NEW YORK – Dampened expression of genes that code for protein translation components in several human organs may correspond with slower aging and stretched-out human lifespans, new research suggests.
"We provide evidence that biogenesis of protein synthesis machinery in specific adult tissues drives human aging," co-senior author Nazif Alic, a genetics, evolution, and environment researcher at University College London, and colleagues wrote in Genome Research on Tuesday.
For their study, the researchers relied on an analytical approach called Mendelian randomization to assess RNA polymerase Pol I and Pol III gene expression and the expression of genes coding for ribosomal proteins in thousands of individuals who had reached at least the 90th percentile for age. The Pol I enzyme contributes to 5S ribosomal RNA and transfer RNAs, they noted, whereas Pol III is known for producing most other rRNAs.
The team's results — which were informed by expression and expression quantitative trait locus data from the Genotype-Tissue Expression project and genotyping data from a prior genome-wide association study involving 11,262 particularly long-lived individuals and nearly 25,500 control individuals — suggested that enhanced lifespan was linked to lower-than-usual expression of the Pol I, Pol III, and ribosomal protein-coding genes.
Those findings line up with those previously described in nonhuman model organisms, the authors noted. But while genes linked to protein production have been implicated in aging and longevity in fruit flies, yeast, and worm models, they explained, alterations in protein translation genes in humans are better known for their role in serious developmental conditions.
"[I]n humans, loss of function in these genes has been seen to cause diseases, such as developmental disorders known as ribosomopathies," Alic said in a statement. "Here, we have found that inhibiting these genes may also increase longevity in people, perhaps because they are most useful early in life before causing problems in late life."

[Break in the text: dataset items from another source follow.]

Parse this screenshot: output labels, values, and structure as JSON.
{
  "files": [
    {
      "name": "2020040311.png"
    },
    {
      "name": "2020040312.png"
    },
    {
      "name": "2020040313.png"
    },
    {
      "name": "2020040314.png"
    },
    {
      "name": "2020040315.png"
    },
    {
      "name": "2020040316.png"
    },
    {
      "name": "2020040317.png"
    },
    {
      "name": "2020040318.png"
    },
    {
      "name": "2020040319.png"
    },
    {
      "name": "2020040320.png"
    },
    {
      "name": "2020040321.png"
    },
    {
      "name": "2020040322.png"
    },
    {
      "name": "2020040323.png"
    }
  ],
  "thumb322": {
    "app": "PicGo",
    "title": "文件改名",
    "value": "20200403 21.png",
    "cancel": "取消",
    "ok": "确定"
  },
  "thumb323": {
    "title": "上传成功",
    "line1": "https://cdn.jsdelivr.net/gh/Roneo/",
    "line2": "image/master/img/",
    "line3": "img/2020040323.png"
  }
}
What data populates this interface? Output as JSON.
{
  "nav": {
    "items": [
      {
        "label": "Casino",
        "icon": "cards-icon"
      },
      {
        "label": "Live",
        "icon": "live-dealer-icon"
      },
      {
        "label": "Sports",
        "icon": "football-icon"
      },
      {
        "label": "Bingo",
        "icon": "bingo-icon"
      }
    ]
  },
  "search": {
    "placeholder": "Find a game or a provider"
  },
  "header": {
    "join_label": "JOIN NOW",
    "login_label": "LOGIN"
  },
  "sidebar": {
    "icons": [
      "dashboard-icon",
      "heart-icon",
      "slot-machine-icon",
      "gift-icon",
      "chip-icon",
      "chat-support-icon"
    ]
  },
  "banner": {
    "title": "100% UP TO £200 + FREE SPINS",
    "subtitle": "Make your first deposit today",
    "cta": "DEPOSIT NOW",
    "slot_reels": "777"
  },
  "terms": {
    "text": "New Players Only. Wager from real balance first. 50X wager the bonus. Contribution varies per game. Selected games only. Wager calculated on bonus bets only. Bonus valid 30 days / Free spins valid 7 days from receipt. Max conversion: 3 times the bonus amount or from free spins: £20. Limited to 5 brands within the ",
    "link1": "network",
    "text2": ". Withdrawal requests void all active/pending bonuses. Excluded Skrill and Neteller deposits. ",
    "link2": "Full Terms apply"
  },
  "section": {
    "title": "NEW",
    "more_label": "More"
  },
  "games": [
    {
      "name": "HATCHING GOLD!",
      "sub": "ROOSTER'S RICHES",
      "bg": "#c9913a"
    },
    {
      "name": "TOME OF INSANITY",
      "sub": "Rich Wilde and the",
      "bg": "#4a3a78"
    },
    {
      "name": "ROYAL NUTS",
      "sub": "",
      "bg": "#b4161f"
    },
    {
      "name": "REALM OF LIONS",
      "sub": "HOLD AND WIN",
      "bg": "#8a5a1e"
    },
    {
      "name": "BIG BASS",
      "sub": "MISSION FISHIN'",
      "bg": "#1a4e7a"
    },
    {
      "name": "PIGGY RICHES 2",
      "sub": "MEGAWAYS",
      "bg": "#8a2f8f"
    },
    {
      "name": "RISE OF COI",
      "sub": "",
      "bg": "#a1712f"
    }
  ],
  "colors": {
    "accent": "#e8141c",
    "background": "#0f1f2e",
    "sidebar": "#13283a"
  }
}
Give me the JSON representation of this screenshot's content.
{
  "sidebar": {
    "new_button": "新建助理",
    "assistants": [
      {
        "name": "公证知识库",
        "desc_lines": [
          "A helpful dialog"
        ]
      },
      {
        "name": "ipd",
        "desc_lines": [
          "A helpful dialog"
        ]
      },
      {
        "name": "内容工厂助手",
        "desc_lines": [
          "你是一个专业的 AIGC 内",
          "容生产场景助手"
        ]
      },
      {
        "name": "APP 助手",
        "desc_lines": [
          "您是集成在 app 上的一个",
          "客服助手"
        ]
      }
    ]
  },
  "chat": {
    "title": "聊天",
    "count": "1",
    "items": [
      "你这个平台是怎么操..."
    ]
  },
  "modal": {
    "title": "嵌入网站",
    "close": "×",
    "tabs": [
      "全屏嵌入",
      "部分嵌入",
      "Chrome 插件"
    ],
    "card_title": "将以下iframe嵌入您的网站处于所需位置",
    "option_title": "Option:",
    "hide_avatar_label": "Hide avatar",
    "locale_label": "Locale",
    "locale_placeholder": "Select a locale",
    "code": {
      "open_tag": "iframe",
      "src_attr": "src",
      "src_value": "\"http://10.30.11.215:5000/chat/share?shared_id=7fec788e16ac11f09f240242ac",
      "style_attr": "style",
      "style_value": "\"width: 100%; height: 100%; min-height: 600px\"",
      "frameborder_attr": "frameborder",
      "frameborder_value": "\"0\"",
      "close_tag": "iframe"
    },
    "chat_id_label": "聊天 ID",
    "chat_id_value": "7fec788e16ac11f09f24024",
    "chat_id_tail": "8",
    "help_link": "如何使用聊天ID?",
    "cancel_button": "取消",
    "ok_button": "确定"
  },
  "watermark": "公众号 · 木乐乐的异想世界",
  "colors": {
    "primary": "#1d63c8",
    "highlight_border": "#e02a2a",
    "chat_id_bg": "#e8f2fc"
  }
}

Using available expression data for 11,262 participants, the team turned to Mendelian randomization, identifying previously unappreciated and apparently causal ties between aging and the expression of each of the protein synthesis machinery components considered.
The investigators noted that longevity-associated dips in Pol I-, Pol III-, and ribosomal protein-coding gene expression were particularly pronounced in tissues linked to ribosomopathies in the past, including visceral fat tissue, liver tissue, and skeletal muscle samples.
"Our study shows the utility of leveraging genetic variation in expression to elucidate how essential cellular processes impact human aging," the authors reported. "The findings extend the evolutionary conservation of protein synthesis as a critical process that drives animal aging to include humans."